La SOCIETE NATIONALE DE PROGRAMMES FRANCE 2 déclare que le régime de la radiodiffusion des phonogrammes de commerce, qui couvre la diffusion télévisuelle, est régi par le système de la rémunération équitable : "une rémunération équitable et unique sera versée par l'utilisateur aux artistes interprètes ou exécutants, aux producteurs de phonogramme ou aux deux". Elle soutient qu'elle s'acquitte entre les mains de la SPRE des rémunérations prévues par la loi en faveur des artistes interprètes et des producteurs de phonogrammes, qu'aucune disposition contractuelle contraire ne saurait être imposée aux sociétés de XXXXXX XX XXX revendication de la SOCIETE DAFT TRAX est sans objet.
 
Mais les dispositions relatives à la rémunération équitable sont inopérantes dans le cadre du présent litige, qui porte non pas sur les conséquences financières d'une diffusion mais sur une demande de "mesure de remise en état", suite à la diffusion d’œuvres musicales sans autorisation, notamment celle du producteur de phonogramme, à des fins d'auto-publicité.
 
Ces diffusions, intervenues .dans les conditions précitées, contreviennent incontestablement aux droits de MM. BANGALTER et DE HOMEM CHRISTO et aux droits voisins des SOCIETES DAFT MUSIC, DAFT TRAX et DELABEL EDITIONS tels que définis au Code de la Propriété Intellectuelle, et constituent pour les appelants un trouble manifestement illicite.
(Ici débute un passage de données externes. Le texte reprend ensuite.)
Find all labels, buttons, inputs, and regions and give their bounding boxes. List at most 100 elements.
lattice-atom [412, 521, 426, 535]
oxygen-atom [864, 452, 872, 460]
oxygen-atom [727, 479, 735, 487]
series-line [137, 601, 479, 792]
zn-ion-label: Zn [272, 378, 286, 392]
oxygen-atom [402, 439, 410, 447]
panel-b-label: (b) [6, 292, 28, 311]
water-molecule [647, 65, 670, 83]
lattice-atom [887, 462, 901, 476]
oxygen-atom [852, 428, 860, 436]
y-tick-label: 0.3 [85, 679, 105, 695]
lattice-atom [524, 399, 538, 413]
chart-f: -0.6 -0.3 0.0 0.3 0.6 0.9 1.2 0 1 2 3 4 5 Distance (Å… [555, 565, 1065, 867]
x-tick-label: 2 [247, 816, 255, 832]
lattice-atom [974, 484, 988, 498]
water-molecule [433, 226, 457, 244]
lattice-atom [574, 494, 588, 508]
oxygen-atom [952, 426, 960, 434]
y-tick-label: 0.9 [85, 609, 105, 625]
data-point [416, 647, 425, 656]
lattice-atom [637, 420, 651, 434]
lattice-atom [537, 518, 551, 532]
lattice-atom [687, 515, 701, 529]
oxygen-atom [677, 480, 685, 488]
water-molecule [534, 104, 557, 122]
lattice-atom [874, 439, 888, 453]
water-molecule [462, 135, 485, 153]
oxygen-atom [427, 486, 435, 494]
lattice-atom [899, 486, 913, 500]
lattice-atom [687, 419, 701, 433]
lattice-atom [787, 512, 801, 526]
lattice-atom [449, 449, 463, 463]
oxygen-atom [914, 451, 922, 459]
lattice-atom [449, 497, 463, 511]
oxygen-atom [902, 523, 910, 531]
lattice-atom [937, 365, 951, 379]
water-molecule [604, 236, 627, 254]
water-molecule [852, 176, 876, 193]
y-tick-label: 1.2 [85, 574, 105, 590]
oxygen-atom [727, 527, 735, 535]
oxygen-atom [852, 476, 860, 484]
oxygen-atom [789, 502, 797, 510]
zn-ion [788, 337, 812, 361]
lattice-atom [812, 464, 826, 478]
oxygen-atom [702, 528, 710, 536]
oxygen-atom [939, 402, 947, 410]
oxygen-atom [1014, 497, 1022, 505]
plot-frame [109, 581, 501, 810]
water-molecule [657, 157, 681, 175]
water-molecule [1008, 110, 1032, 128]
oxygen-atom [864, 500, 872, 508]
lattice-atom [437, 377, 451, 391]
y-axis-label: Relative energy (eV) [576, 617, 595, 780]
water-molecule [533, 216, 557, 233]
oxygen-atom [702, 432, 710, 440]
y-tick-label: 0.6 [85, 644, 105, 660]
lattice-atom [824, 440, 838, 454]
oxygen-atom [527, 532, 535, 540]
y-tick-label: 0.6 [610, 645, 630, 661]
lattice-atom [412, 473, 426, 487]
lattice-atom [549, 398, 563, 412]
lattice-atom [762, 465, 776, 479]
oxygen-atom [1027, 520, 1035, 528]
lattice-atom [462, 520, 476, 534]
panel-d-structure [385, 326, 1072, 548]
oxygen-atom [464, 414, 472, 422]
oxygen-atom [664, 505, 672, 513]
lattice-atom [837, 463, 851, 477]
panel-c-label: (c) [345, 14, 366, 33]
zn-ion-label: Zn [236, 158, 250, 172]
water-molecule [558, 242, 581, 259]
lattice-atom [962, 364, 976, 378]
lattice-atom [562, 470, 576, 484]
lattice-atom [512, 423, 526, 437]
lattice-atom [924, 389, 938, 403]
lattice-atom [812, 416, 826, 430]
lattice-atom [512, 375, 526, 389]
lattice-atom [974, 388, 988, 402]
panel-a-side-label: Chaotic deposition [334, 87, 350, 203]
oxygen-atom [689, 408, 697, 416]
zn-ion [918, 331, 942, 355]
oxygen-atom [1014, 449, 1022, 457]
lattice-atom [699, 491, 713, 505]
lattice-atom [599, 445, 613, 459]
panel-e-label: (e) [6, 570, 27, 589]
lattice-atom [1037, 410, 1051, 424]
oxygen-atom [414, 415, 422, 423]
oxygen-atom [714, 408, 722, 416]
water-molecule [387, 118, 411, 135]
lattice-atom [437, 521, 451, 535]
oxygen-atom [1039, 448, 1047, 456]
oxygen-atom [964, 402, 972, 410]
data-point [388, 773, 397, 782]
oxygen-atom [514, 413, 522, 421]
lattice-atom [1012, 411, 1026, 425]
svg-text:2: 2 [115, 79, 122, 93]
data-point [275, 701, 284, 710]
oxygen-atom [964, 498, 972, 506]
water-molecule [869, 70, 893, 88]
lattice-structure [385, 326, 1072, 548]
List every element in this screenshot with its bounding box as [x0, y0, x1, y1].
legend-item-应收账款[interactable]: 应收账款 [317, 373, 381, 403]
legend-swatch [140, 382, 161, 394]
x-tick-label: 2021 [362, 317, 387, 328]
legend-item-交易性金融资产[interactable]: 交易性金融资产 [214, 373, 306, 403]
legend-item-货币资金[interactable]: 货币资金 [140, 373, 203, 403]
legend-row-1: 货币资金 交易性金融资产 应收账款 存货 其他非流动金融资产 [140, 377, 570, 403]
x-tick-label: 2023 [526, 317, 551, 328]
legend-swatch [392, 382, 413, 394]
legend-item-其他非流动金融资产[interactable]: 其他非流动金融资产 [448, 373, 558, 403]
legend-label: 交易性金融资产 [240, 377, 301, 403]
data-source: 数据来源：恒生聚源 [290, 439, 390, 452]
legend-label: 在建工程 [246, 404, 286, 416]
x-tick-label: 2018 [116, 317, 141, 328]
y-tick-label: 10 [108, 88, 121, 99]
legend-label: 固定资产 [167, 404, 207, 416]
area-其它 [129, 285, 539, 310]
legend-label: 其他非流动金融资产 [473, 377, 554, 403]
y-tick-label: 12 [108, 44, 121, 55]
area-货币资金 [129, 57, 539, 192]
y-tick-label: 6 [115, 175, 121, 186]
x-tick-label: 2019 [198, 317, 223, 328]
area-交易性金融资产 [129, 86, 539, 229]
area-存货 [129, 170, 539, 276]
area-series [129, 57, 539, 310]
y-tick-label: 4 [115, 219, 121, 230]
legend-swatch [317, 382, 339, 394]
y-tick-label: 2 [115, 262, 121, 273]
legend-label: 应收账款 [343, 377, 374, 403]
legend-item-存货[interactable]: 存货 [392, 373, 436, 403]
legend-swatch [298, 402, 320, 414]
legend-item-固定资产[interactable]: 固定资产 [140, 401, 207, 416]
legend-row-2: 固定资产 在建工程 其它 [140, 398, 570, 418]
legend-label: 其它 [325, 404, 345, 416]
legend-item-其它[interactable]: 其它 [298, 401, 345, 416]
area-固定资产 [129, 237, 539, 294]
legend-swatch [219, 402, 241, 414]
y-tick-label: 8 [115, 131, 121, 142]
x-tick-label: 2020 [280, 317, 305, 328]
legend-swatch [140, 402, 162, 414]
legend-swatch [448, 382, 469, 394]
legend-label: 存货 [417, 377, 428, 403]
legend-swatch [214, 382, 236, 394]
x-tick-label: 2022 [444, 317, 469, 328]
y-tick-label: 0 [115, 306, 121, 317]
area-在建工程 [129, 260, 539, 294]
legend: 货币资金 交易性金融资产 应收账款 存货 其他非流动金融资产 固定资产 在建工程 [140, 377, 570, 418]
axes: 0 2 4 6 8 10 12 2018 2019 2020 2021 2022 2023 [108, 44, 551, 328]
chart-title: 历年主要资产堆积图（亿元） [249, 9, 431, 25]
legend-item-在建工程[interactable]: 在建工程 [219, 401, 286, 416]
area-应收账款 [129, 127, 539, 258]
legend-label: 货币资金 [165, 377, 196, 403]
Leur interdiction doit être ordonnée pour mettre fin à ce trouble ainsi qu'au dommage imminent résultant de la menace d'autres diffusions.
 
L'ordonnance sera réformée en ses dispositions entreprises et il sera fait droit aux demandes des appelants tant sur l'arrêt des troubles constatés, sous astreinte de 50.OOOF par infraction constatée, que sur la diffusion d'un message contenant les excuses de la SOCIETE NATIONALE DE PROGRAMMES FRANCE 2 dans les termes spécifiés au dispositif ci-dessous.
 
Il ne sera toutefois pas fait défense à la SOCIETE NATIONALE DE PROGRAMMES FRANCE 2 de diffuser toutes autres oeuvres de MM. BANGALTER et DE HOMEM CHRISTO, aucun trouble, et par suite aucune mesure de remise en état au sens de l'article 809 du nouveau code de procédure civile, n'étant justifiés de ce chef.
 
Il n'y a pas lieu de faire droit à la demande subsidiaire des appelants aux fins de production des séquences audiovisuelles litigieuses, une vidéocassette ayant été communiquée.
 
Il sera alloué aux appelants une somme de 12.OOOF au titre de l'article 700 du nouveau code de procédure civile.
 
 
DECISION
 
PAR CES MOTIFS, LA COUR, STATUANT CONTRADICTOIREMENT,
 
Réforme l'ordonnance en ses dispositions entreprises,
 
Statuant à nouveau et y ajoutant,
 
Fait défense à la SOCIETE NATIONALE DE PROGRAMMES FRANCE 2, sous astreinte de 50.OOOF par infraction constatée, de poursuivre l'utilisation à titre publicitaire des fragments d'enregistrements des oeuvres musicales intitulées PHOENIX, DA FUNK et REVOLUTION 909,
 
la diffusion par la SOCIETE NATIONALE DE PROGRAMMES FRANCE 2 aux mêmes heures que les trois spots publicitaires litigieux les premiers vendredi et samedi suivant la signification de l'arrêt du texte suivant, avec lecture parallèle en voix off : « FRANCE 2 adresse ses excuses à MM. BANGALTER et DE HOMEM CHRISTO ainsi qu'à leurs ayant-droits DELABEL EDITIONS, DAFT MUSIC et DAFT TRAX, pour avoir utilisé sans autorisation et à titre publicitaire oeuvres musicales dé leur répertoire intitulées PHOENIX, DA FUNK et REVOLUTION 909 »,
 
Condamne la SOCIETE NATIONALE DE PROGRAMMES FRANCE 2 à payer à MM. BANGALTER et DE HOMEM CHRISTO et aux SOCIETES DAFT MUSIC, DAFT TRAX et DELABEL EDITIONS une somme de 12.OOOF au titre de l'article 700 du nouveau code de procédure civile,
 
Rejette toutes conclusions autres, plus amples ou contraires, incompatibles avec la motivation retenue,
 
Condamne la SOCIETE NATIONALE DE PROGRAMMES FRANCE 2 aux dépens et autorise la SCP NATTAT-PEYTAVI, avoué, à en poursuivre directement le recouvrement conformément à l'article 699 du nouveau code de procédure civile.